Dial Daily Bread: The "Mind of Christ" Triumphs Over All Sin

Dear Friends of "Dial Daily Bread,"

The apostle Paul writes about the gospel. Some good Christian people say we rely too heavily on him, but the Lord inspired him to write fourteen of our twenty-one New Testament "epistles." The Lord inspired dear Peter to write two (he had shamefully denied Christ on that fateful Friday and then repented): "Therefore, since Christ suffered for us in the flesh, arm yourselves also with the same mind" (1 Peter 4:1; Paul put it this way, "Let this mind be in you which was also in Christ Jesus," Phil. 2:5).

Both apostles are concerned with our "flesh" which we all have by natural birth, and "the mind" of Christ, which we have to acquire.
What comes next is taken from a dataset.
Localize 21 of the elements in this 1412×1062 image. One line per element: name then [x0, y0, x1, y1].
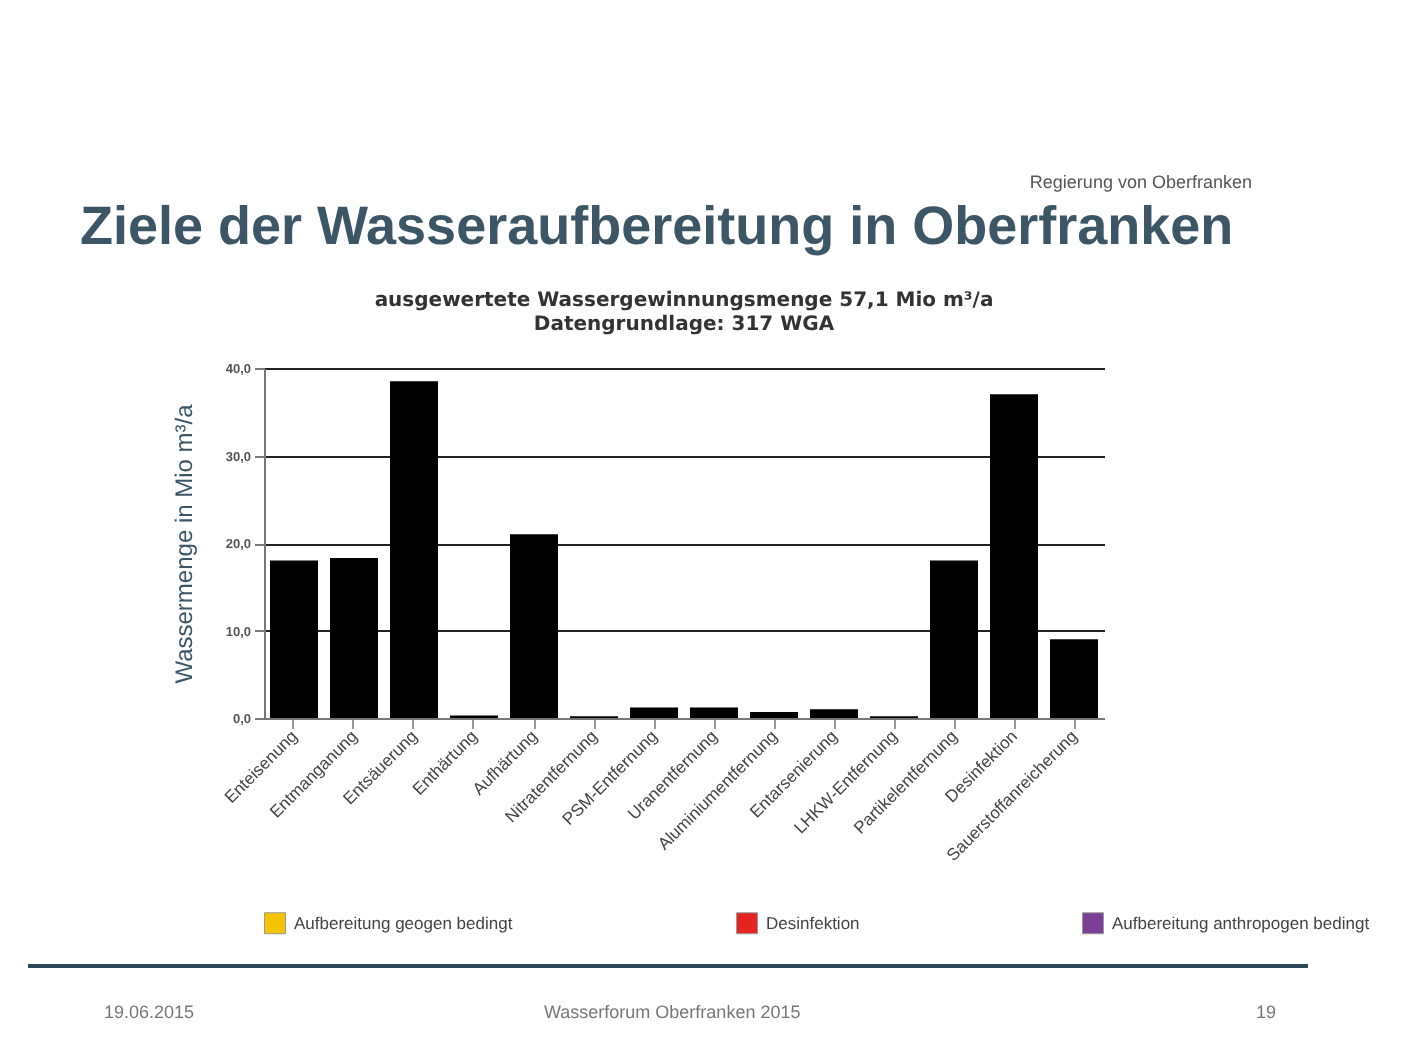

The latter is to rule over the former. "The mind of Christ" is much stronger; the lusts and passions and depravity and selfishness that "the flesh" would impose on us are more than cancelled by a "new mind" that we are willing to receive--the process is that simple. Peter says "arm yourselves" with that "mind." Paul says, "let this mind" come in when it knocks at your door. It's as though God stands by you like a valet holding this "armor" for you to put on like a policeman "arms" himself with a bullet-proof vest.

But Peter says something else: Christ's sufferings were in the same "flesh" that we have by nature. Ours is sinful to the core. When Christ was "sent" from heaven, He came with a sinless nature. He did not "have" our sinful nature naturally; He had to "take" it onto His sinless nature if He was to save us from our ongoing sin in the "flesh."

Therefore we read that God "sent His own Son in the likeness of sinful flesh, on account of sin: [but] He condemned sin in the flesh" (Rom. 8:3). He "shared in the same" which we have, "made like [not unlike] His brethren" (Heb. 2:14, 17). The King James Version is more vivid: He "took part of the same."

The glorious result? That we "no longer should live the rest of [our] time in the flesh for the lusts of men, but for the will of God" (1 Peter 4:2). "Flesh" is what Jesus "took" and it's the same "flesh" we have by nature. That "mind of Christ," if you open the door to "let" it in, triumphs over all the sin the devil can tempt you to fall into.

--Robert J. Wieland

From the "Dial Daily Bread" Archive: October 22, 2003.